Cuando nos veíamos, saludaba con un chiste viejo y malo.
“Cómo le parece que un día un señor le dijo a la esposa: oye, me contaron que usted me está engañando con un policía. Y la vieja le respondió: “negativo civil”. Otro día decía: “Cómo le parece que un amigo aprendió karate y se suicidó cuando se persignó”.
Cuando empezaba con su frase “cómo le parece”, era porque venía un gracejo después.
Era pensionado del Banco Agrario, institución con el cual recorrió gran parte del país. Conocía dónde preparaban la mejor cabeza de gato, las empanadas de pipián, los mejores jugos de uva, chamba o mamey. Aseguraba que cerca a la base aérea de Cali hacían el verdadero champús con hoja de naranja. Sostenía que la mamona de Villavicencio la cocían con su jugo cerca de la plaza de mercado. Era un experto en sabores criollos nacionales.
Vivía solo, pero dos veces a la semana una señora le limpiaba el apartamento. Aprovechaba para salir a Juan Valdez. Tenía dos o tres amigos a los cuales les contaba aspectos de sus viajes por las veredas colombianas. Nadie le ganaba en temas de historia. Se acordaba de nombres de ministros y de directores de diversos institutos. Era un Google en temas de tierras.
Contaba que tenía tres hijos, que laboraban en ministerios y dictaban clases. Se llenaba de vanidad cuando hablaba de ellos y mostraba unas fotos de sus nietas. Un domingo estaba feliz porque iría a un parque con una de ellas. Lo llevaron unas tres veces. “Es que, a mi edad, ellas creen que el viento me hace daño y me produce gripa. Prefieren verme en el apartamento”.
Un sábado lo vi muy elegante caminando por el Centro Comercial. Serían las 10 de la mañana y era la primera vez que estaba de corbata. Era una chalina brillante, atractiva, con pintas rojas. Me extrañó verlo así. Le pregunté por el atuendo. “Hoy vienen mis hijos, me invitaron a almorzar y entonces me arreglé tempranito”. Tomamos tinto y capuchino con leche deslactosada, nos reímos de medio mundo, nos enteramos de los últimos chismes del barrio, pero lo dejé hacia las once.
A la una volví a pasar por el Centro Comercial y estaba allí, solo. “¿Qué pasó?”, le pegunté. “No lo sé. Se demoran. Deben de estar ocupados”.
A las tres de la tarde fui por mi capuchino y ahí estaba, en un rincón de la cafetería, solo. “¿Por qué no va a almorzar?”, le pregunté. “Yo los espero otro ratico”, me contestó. “Pero voy a comerme una torta, porque estoy cansado de tanto tinto”.
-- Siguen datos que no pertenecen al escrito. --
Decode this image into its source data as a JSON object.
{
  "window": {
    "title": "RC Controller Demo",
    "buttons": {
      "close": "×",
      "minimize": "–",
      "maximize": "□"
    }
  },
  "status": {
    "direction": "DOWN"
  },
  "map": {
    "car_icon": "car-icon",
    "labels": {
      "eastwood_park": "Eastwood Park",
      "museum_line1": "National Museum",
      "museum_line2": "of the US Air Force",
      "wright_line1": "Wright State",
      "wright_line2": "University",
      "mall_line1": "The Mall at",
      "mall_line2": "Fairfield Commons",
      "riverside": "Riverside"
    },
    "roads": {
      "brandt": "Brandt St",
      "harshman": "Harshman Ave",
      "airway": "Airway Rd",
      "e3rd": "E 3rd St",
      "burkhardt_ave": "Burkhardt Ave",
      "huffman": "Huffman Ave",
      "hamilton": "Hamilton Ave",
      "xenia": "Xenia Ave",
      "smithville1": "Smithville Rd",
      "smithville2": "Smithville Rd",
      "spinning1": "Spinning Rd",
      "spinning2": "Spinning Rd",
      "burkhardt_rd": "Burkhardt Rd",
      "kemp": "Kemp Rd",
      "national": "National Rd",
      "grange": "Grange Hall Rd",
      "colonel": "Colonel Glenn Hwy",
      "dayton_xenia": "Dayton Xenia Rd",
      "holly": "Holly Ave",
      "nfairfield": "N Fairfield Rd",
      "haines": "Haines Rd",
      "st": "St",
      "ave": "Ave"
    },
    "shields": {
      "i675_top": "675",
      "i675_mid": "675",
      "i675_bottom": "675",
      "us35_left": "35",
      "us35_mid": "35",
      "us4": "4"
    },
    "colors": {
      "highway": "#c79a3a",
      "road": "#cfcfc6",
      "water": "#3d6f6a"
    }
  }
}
Esa tarde volvió a perder Santa Fe y a las seis busqué una cerveza para el despecho. Por la calle venía don Rafael, solo, caminando lento, con la corbata en la mano. Me vio, pero no me dijo: “Cómo le parece”, sino “No vinieron, me dejaron vestido, ni me llamaron”. Lo noté acongojado.
Nos seguimos viendo, pero ya no íbamos a la cafetería. Una operación en un pulmón lo privó totalmente de salir a la calle. La enfermera me pedía algún favor como comprarle una fruta o pagarle un recibo de servicios públicos.
Un sábado, muy temprano, lo vi partir para el ancianato. No quería salir de su apartamento, pero obedeció. Subió lentamente al taxi. Cuando llevaba unos diez metros sacó la mano por la ventana y me dijo adiós. Fue la última vez que lo vi. Se iba el amigo de los chistes.
Tres meses después, unos señores peleaban por unas sillas y un televisor. Dos señoras discutían por una nevera y una lavadora. Los hijos de las parejas alegaban por otros electrodomésticos. Trompada va, trompada viene. Mechones que vuelan. Groserías a diestra y siniestra. Le pregunté al portero sobre lo que sucedía: “Esta mañana falleció don Rafael y los hijos vinieron por sus cosas”.
En minutos desocuparon el apartamento. Se subieron a los camiones y emprendieron veloz carrera. En la escalera quedó abandonada la corbata, la del almuerzo. Era el grato recuerdo de don Rafael. Dios lo tenga en su gloria.